Дверь закрылась, и на площадке наступила тишина, как будто ничего и не было…
…Лифт неспешно отсчитывал этажи, Лизу колотило, как в лихорадке, адреналин первых секунд отпускал… Ему на смену пришли тупая боль и опустошённость. Куда теперь идти и что делать? Лиза понятия не имела.

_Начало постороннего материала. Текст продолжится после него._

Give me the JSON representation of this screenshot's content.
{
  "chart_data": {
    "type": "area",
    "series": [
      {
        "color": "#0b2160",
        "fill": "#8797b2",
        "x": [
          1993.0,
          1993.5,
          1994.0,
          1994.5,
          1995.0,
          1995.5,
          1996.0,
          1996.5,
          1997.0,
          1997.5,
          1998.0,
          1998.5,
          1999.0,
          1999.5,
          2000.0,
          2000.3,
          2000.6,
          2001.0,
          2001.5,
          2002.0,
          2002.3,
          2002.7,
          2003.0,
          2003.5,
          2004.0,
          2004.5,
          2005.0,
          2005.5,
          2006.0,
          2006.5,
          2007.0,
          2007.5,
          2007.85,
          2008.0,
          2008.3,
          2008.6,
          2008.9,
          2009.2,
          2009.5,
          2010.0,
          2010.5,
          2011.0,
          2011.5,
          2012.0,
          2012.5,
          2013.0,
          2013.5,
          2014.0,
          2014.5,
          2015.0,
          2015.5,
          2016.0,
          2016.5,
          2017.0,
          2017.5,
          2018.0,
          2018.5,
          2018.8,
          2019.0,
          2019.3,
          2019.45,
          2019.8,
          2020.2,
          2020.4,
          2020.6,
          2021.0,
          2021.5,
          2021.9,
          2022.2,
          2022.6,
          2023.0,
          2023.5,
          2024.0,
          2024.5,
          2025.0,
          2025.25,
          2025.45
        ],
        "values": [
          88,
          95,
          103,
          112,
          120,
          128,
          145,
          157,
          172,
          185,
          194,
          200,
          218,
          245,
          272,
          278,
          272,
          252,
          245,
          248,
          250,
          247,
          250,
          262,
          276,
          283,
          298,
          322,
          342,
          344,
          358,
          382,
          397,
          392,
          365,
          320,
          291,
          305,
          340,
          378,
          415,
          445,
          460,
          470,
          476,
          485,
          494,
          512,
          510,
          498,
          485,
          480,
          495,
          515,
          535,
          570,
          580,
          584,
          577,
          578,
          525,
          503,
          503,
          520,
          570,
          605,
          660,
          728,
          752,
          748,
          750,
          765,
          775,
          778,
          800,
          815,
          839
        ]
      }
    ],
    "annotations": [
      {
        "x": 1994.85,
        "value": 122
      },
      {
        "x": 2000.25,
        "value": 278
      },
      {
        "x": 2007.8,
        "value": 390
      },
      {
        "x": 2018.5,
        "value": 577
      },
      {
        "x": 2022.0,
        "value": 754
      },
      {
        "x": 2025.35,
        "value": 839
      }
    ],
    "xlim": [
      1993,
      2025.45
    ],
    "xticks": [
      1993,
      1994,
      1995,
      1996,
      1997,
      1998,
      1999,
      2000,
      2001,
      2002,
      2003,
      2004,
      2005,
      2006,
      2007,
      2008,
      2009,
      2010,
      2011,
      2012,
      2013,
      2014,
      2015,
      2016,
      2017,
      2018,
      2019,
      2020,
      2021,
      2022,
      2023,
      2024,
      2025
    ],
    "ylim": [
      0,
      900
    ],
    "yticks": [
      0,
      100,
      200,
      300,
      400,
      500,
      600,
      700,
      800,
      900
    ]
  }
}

Двери лифта с шумом разъехались. Сильно хромая, стараясь не опираться на больную ногу, девочка вышла из лифта. На какой этаж она приехала, Лиза понятия не имела, ведь в панике она била по всем подряд кнопкам. По всему телу разлилась свинцовая усталость, безжалостно кружилась голова. Словно пилот подбитого самолёта, она пыталась посадить своё измученное тело. Держась за стену и стараясь не опираться на ногу, она сползла в угол. «Сейчас немного посижу и пойду. Куда? Не важно. Сейчас мне надо чуть-чуть отдохнуть и…»
Её, видимо, выключило, тело затекло и не хотело слушаться. Видок, наверное, у неё ещё тот. Внизу, на лестнице, раздались чьи-то шаги. «А вдруг это отчим?!» Лиза попыталась встать, но неловко оперлась на подвёрнутую ногу и чуть не упала. Плюхнувшись обратно на пол, Лиза подобрала коленки и зажала голову руками. «Господи, ну за что? За что?!» …
…Огоньки на тонких жёлтых стебельках купленных свечек подмигивали ему, пока не прогорели до конца. А он всё продолжал молча смотреть на их огарки, слушая тишину. Макар сидел ещё около получаса на старенькой лавочке возле родных могил, ожидая сам не зная чего, что подсказало бы ему, как быть дальше. Но ничего не происходило. Вздохнув, Макар нагнулся, чтобы поцеловать милые фото перед уходом.
– Их здесь нет, надо поискать в другом месте.